NMI Burial Excavation Records

County: Dublin Site name: CLONARD OR FOLKSTOWN GREAT

Sites and Monuments Record No.: N/A Licence number: 02E0298

Author: Emmet Byrnes, Margaret Gowen & Co. Ltd.

Site type: House - Bronze Age

Period/Dating: Bronze Age (2200 BC-801 BC)

ITM: E 717818m, N 763999m

Latitude, Longitude (decimal degrees): 53.612565, -6.219404

Excavation was carried out on a site at Clonard or Folkstown Great, Co. Dublin, from 19 March to 5 April 2002, as part of the Bord Gáis Éireann Pipeline to the West project (Section 6: Gormanston to Ballough). The site, identified during monitoring of topsoil-stripping, was recorded as a possible hearth with associated post-holes and other cut features.

The excavation revealed the remnants of a circular structure (a round house with a porch-like entrance), a small feature with a marked concentration of stake-holes nearby and two outlying hearths.

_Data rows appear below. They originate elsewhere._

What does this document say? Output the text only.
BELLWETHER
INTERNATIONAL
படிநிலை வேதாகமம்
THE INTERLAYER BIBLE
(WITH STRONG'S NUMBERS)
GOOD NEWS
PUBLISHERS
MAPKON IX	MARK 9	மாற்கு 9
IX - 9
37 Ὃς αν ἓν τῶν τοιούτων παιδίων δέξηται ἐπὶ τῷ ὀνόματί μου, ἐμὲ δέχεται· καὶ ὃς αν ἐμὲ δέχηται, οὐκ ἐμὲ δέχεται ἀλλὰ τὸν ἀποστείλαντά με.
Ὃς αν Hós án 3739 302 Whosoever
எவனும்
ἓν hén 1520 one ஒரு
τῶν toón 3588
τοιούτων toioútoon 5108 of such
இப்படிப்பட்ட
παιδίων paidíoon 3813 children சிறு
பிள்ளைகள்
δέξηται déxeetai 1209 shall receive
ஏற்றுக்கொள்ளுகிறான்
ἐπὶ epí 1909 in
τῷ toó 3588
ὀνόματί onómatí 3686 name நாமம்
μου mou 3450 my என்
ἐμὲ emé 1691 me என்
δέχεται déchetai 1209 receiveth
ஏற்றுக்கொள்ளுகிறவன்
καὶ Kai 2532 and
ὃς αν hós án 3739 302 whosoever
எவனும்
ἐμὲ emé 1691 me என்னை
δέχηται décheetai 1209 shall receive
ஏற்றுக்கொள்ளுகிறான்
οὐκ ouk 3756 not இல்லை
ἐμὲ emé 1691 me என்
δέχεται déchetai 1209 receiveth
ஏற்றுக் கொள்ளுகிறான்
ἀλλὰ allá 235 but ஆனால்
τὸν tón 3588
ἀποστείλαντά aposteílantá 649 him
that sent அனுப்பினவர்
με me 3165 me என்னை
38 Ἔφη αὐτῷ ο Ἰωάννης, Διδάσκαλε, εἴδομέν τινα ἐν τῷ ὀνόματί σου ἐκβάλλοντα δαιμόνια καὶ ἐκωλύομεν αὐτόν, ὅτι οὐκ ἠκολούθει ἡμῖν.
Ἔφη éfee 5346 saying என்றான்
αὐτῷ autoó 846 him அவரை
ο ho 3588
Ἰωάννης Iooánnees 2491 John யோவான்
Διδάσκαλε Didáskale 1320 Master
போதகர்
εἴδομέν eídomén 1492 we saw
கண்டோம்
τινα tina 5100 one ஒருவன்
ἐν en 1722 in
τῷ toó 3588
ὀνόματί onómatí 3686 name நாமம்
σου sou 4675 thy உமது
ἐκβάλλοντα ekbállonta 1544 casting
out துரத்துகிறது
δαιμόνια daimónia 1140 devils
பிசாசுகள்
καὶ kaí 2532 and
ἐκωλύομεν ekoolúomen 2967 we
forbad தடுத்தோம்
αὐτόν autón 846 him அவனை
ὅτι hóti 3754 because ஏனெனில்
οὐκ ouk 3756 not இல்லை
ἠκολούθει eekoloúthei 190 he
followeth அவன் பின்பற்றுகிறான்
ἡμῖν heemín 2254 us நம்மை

The round house survived only partly in ground-plan and would originally have measured 7m in maximum diameter. A double ring of seven post-holes represented the perimeter wall, with a porch-like entrance, 0.92m wide, to the south-east. The entrance consisted of an arrangement of four large post-holes, two internal and two external, with two parallel slot-trenches between them, and two stake-holes. With the exception of a single feature that may have been the very base of a post-hole, there was no significant surviving evidence of internal structural supports, divisions or any other form of screen within the house.

A number of features were also revealed to the south-east and west of the house. These included five natural depressions, or shallow irregular cuts, in the subsoil, in which deposits of charcoal-flecked habitation soil had accumulated. Two concentrations of some 30 stake-holes were also identified to the west of the house. They formed an arrangement extending over an area measuring 1.5m by 0.5m, with two apparent concentrations. The more coherent concentration formed a half-oval-shaped feature, 0.62m in diameter. This is interpreted as an inverted basket-like structure. There were also the two outlying hearths, to the south-west of the round house.

Finds from the house included a small, polished porcellanite axehead, five flint waste flakes and angular fragments, and three sherds of prehistoric pottery, putatively dated to the Middle Bronze Age (c. 1600–1200 BC).